NFL Report: The Commissioner's View -- Summer 1999
Building new football
stadiums is no simple task. It takes commitment, creativity, funding, and
hard work across a wide spectrum of interests to develop the public-private
partnerships necessary to produce modern stadium facilities.
To help meet this challenge,
the NFL clubs recently improved and expanded their ability to support new
stadium construction.
Since the late 1980s, NFL
owners collectively have made–and will continue to make–substantial
contributions toward stadium projects in a manner unmatched by any other
sports league. These investments include commitments by the local NFL club
owner supplemented by the use of other NFL funds that normally would go to
visiting teams under our revenue-sharing rules. This collective funding is
the NFL’s share of the public-private partnership that is formed to finance
stadium construction.
Under the previous program,
the use of visiting-team revenue in stadium funding meant that the home team
was allowed to keep over a specific number of years the standard 34 percent
share of club-seat premiums that normally goes to the visiting team–as long
as those funds were used to reduce stadium construction loans. This
revenue-sharing policy enabled NFL owners to help each other and their
communities build new stadiums.
Over the past year we
studied ways to improve this program. At our March league meeting this year,
the teams approved Resolution G-3, revising the way these league stadium
investments are made and strengthening our ability to contribute to stadium
projects in large-market cities.
The new procedures are
designed to assist current NFL teams with stadium projects in their existing
markets. The program allows such teams to qualify for upfront loans from the
NFL in the amount of 34-50 percent of the private contribution to a
public-private stadium project. Stadiums in the major markets qualify for
the 50 percent loan.
These loans are approved by
a vote of the clubs on a case-by-case basis and will be repaid to the league
principally out of visiting team club-seat premiums. However, the loans also
will be backed by PSLs (permanent seat licenses), if PSLs are sold to help
fund a stadium project, and by the league’s network television revenue. The
balance of the loan would have to be repaid to the league by the team if the
team is sold before the loan is retired.
The revised program creates
more favorable terms for the private contribution to NFL stadium projects by
shifting the burden of our club-seat financing arrangements from individual
teams to the league. This increases our ability to participate in the
building of new stadiums, especially in our largest cities. We also expect
the policy to produce a positive impact in terms of securing other necessary
construction financing for these projects.

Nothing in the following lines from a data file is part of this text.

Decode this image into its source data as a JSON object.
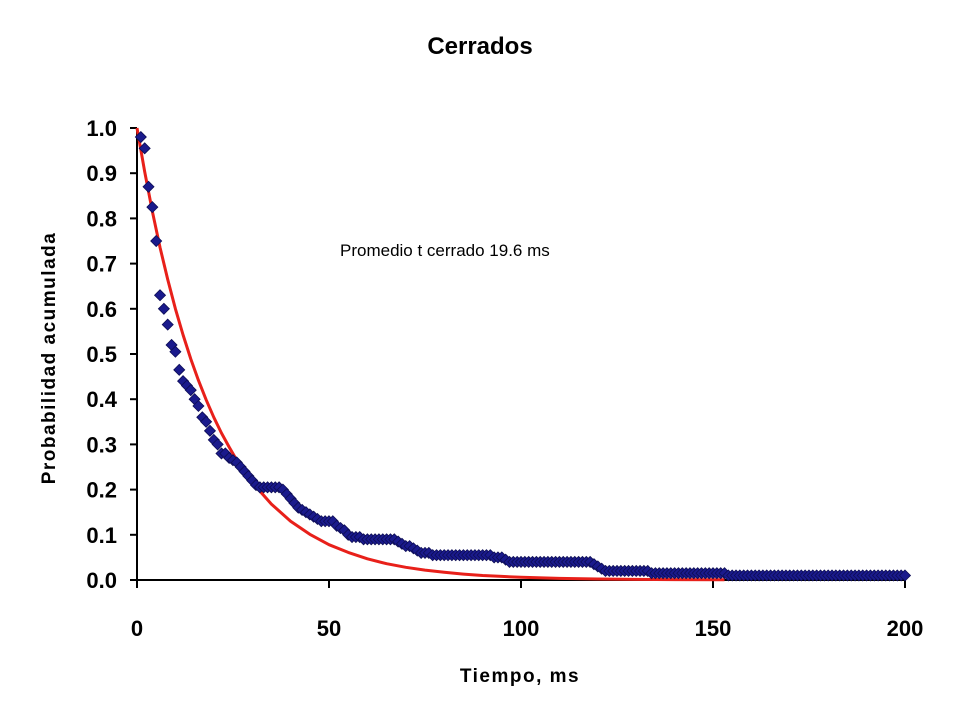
{
  "chart_data": {
    "type": "scatter",
    "title": "Cerrados",
    "xlabel": "Tiempo, ms",
    "ylabel": "Probabilidad acumulada",
    "xlim": [
      0,
      200
    ],
    "ylim": [
      0,
      1
    ],
    "xticks": [
      "0",
      "50",
      "100",
      "150",
      "200"
    ],
    "yticks": [
      "0.0",
      "0.1",
      "0.2",
      "0.3",
      "0.4",
      "0.5",
      "0.6",
      "0.7",
      "0.8",
      "0.9",
      "1.0"
    ],
    "annotation": "Promedio t cerrado 19.6 ms",
    "grid": false,
    "series": [
      {
        "kind": "scatter",
        "marker": "diamond",
        "color": "#1a1a8c",
        "points": [
          [
            1,
            0.98
          ],
          [
            2,
            0.955
          ],
          [
            3,
            0.87
          ],
          [
            4,
            0.825
          ],
          [
            5,
            0.75
          ],
          [
            6,
            0.63
          ],
          [
            7,
            0.6
          ],
          [
            8,
            0.565
          ],
          [
            9,
            0.52
          ],
          [
            10,
            0.505
          ],
          [
            11,
            0.465
          ],
          [
            12,
            0.44
          ],
          [
            13,
            0.43
          ],
          [
            14,
            0.42
          ],
          [
            15,
            0.4
          ],
          [
            16,
            0.385
          ],
          [
            17,
            0.36
          ],
          [
            18,
            0.35
          ],
          [
            19,
            0.33
          ],
          [
            20,
            0.31
          ],
          [
            21,
            0.3
          ],
          [
            22,
            0.28
          ],
          [
            23,
            0.28
          ],
          [
            24,
            0.27
          ],
          [
            25,
            0.265
          ],
          [
            26,
            0.26
          ],
          [
            27,
            0.25
          ],
          [
            28,
            0.24
          ],
          [
            29,
            0.23
          ],
          [
            30,
            0.22
          ],
          [
            31,
            0.21
          ],
          [
            32,
            0.205
          ],
          [
            33,
            0.205
          ],
          [
            34,
            0.205
          ],
          [
            35,
            0.205
          ],
          [
            36,
            0.205
          ],
          [
            37,
            0.205
          ],
          [
            38,
            0.2
          ],
          [
            39,
            0.19
          ],
          [
            40,
            0.18
          ],
          [
            41,
            0.17
          ],
          [
            42,
            0.16
          ],
          [
            43,
            0.155
          ],
          [
            44,
            0.15
          ],
          [
            45,
            0.145
          ],
          [
            46,
            0.14
          ],
          [
            47,
            0.135
          ],
          [
            48,
            0.13
          ],
          [
            49,
            0.13
          ],
          [
            50,
            0.13
          ],
          [
            51,
            0.13
          ],
          [
            52,
            0.12
          ],
          [
            53,
            0.115
          ],
          [
            54,
            0.11
          ],
          [
            55,
            0.1
          ],
          [
            56,
            0.095
          ],
          [
            57,
            0.095
          ],
          [
            58,
            0.095
          ],
          [
            59,
            0.09
          ],
          [
            60,
            0.09
          ],
          [
            61,
            0.09
          ],
          [
            62,
            0.09
          ],
          [
            63,
            0.09
          ],
          [
            64,
            0.09
          ],
          [
            65,
            0.09
          ],
          [
            66,
            0.09
          ],
          [
            67,
            0.09
          ],
          [
            68,
            0.085
          ],
          [
            69,
            0.08
          ],
          [
            70,
            0.075
          ],
          [
            71,
            0.075
          ],
          [
            72,
            0.07
          ],
          [
            73,
            0.065
          ],
          [
            74,
            0.06
          ],
          [
            75,
            0.06
          ],
          [
            76,
            0.06
          ],
          [
            77,
            0.055
          ],
          [
            78,
            0.055
          ],
          [
            79,
            0.055
          ],
          [
            80,
            0.055
          ],
          [
            81,
            0.055
          ],
          [
            82,
            0.055
          ],
          [
            83,
            0.055
          ],
          [
            84,
            0.055
          ],
          [
            85,
            0.055
          ],
          [
            86,
            0.055
          ],
          [
            87,
            0.055
          ],
          [
            88,
            0.055
          ],
          [
            89,
            0.055
          ],
          [
            90,
            0.055
          ],
          [
            91,
            0.055
          ],
          [
            92,
            0.055
          ],
          [
            93,
            0.05
          ],
          [
            94,
            0.05
          ],
          [
            95,
            0.05
          ],
          [
            96,
            0.045
          ],
          [
            97,
            0.04
          ],
          [
            98,
            0.04
          ],
          [
            99,
            0.04
          ],
          [
            100,
            0.04
          ],
          [
            101,
            0.04
          ],
          [
            102,
            0.04
          ],
          [
            103,
            0.04
          ],
          [
            104,
            0.04
          ],
          [
            105,
            0.04
          ],
          [
            106,
            0.04
          ],
          [
            107,
            0.04
          ],
          [
            108,
            0.04
          ],
          [
            109,
            0.04
          ],
          [
            110,
            0.04
          ],
          [
            111,
            0.04
          ],
          [
            112,
            0.04
          ],
          [
            113,
            0.04
          ],
          [
            114,
            0.04
          ],
          [
            115,
            0.04
          ],
          [
            116,
            0.04
          ],
          [
            117,
            0.04
          ],
          [
            118,
            0.04
          ],
          [
            119,
            0.035
          ],
          [
            120,
            0.03
          ],
          [
            121,
            0.025
          ],
          [
            122,
            0.02
          ],
          [
            123,
            0.02
          ],
          [
            124,
            0.02
          ],
          [
            125,
            0.02
          ],
          [
            126,
            0.02
          ],
          [
            127,
            0.02
          ],
          [
            128,
            0.02
          ],
          [
            129,
            0.02
          ],
          [
            130,
            0.02
          ],
          [
            131,
            0.02
          ],
          [
            132,
            0.02
          ],
          [
            133,
            0.02
          ],
          [
            134,
            0.015
          ],
          [
            135,
            0.015
          ],
          [
            136,
            0.015
          ],
          [
            137,
            0.015
          ],
          [
            138,
            0.015
          ],
          [
            139,
            0.015
          ],
          [
            140,
            0.015
          ],
          [
            141,
            0.015
          ],
          [
            142,
            0.015
          ],
          [
            143,
            0.015
          ],
          [
            144,
            0.015
          ],
          [
            145,
            0.015
          ],
          [
            146,
            0.015
          ],
          [
            147,
            0.015
          ],
          [
            148,
            0.015
          ],
          [
            149,
            0.015
          ],
          [
            150,
            0.015
          ],
          [
            151,
            0.015
          ],
          [
            152,
            0.015
          ],
          [
            153,
            0.015
          ],
          [
            154,
            0.01
          ],
          [
            155,
            0.01
          ],
          [
            156,
            0.01
          ],
          [
            157,
            0.01
          ],
          [
            158,
            0.01
          ],
          [
            159,
            0.01
          ],
          [
            160,
            0.01
          ],
          [
            161,
            0.01
          ],
          [
            162,
            0.01
          ],
          [
            163,
            0.01
          ],
          [
            164,
            0.01
          ],
          [
            165,
            0.01
          ],
          [
            166,
            0.01
          ],
          [
            167,
            0.01
          ],
          [
            168,
            0.01
          ],
          [
            169,
            0.01
          ],
          [
            170,
            0.01
          ],
          [
            171,
            0.01
          ],
          [
            172,
            0.01
          ],
          [
            173,
            0.01
          ],
          [
            174,
            0.01
          ],
          [
            175,
            0.01
          ],
          [
            176,
            0.01
          ],
          [
            177,
            0.01
          ],
          [
            178,
            0.01
          ],
          [
            179,
            0.01
          ],
          [
            180,
            0.01
          ],
          [
            181,
            0.01
          ],
          [
            182,
            0.01
          ],
          [
            183,
            0.01
          ],
          [
            184,
            0.01
          ],
          [
            185,
            0.01
          ],
          [
            186,
            0.01
          ],
          [
            187,
            0.01
          ],
          [
            188,
            0.01
          ],
          [
            189,
            0.01
          ],
          [
            190,
            0.01
          ],
          [
            191,
            0.01
          ],
          [
            192,
            0.01
          ],
          [
            193,
            0.01
          ],
          [
            194,
            0.01
          ],
          [
            195,
            0.01
          ],
          [
            196,
            0.01
          ],
          [
            197,
            0.01
          ],
          [
            198,
            0.01
          ],
          [
            199,
            0.01
          ],
          [
            200,
            0.01
          ]
        ]
      },
      {
        "kind": "line",
        "color": "#e8201a",
        "points": [
          [
            0,
            1.0
          ],
          [
            2,
            0.903
          ],
          [
            4,
            0.815
          ],
          [
            6,
            0.736
          ],
          [
            8,
            0.665
          ],
          [
            10,
            0.6
          ],
          [
            12,
            0.542
          ],
          [
            14,
            0.489
          ],
          [
            16,
            0.442
          ],
          [
            18,
            0.399
          ],
          [
            20,
            0.36
          ],
          [
            22,
            0.325
          ],
          [
            24,
            0.294
          ],
          [
            26,
            0.265
          ],
          [
            28,
            0.239
          ],
          [
            30,
            0.216
          ],
          [
            35,
            0.168
          ],
          [
            40,
            0.13
          ],
          [
            45,
            0.101
          ],
          [
            50,
            0.078
          ],
          [
            55,
            0.061
          ],
          [
            60,
            0.047
          ],
          [
            65,
            0.036
          ],
          [
            70,
            0.028
          ],
          [
            75,
            0.022
          ],
          [
            80,
            0.017
          ],
          [
            85,
            0.013
          ],
          [
            90,
            0.01
          ],
          [
            95,
            0.008
          ],
          [
            100,
            0.006
          ],
          [
            110,
            0.0036
          ],
          [
            120,
            0.0022
          ],
          [
            130,
            0.0013
          ],
          [
            140,
            0.0008
          ],
          [
            153,
            0.0004
          ]
        ]
      }
    ]
  }
}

At our May league meeting, the first loans under the new program were
approved by a vote of the clubs. The league investments will help fund new
stadiums for the New England Patriots, Philadelphia Eagles, and Denver
Broncos.
We believe new stadiums in
our existing cities are a good for everybody–teams, fans, and communities.
Among other factors, new stadiums enhance franchise stability, which was a
major part of our thinking in formulating the G-3 Resolution.
As a league we are committed to working as partners with our communities to
address these important stadium issues. The expanded NFL financing program
will improve our ability to develop the type of public-private stadium
projects that work in the best interests of all concerned.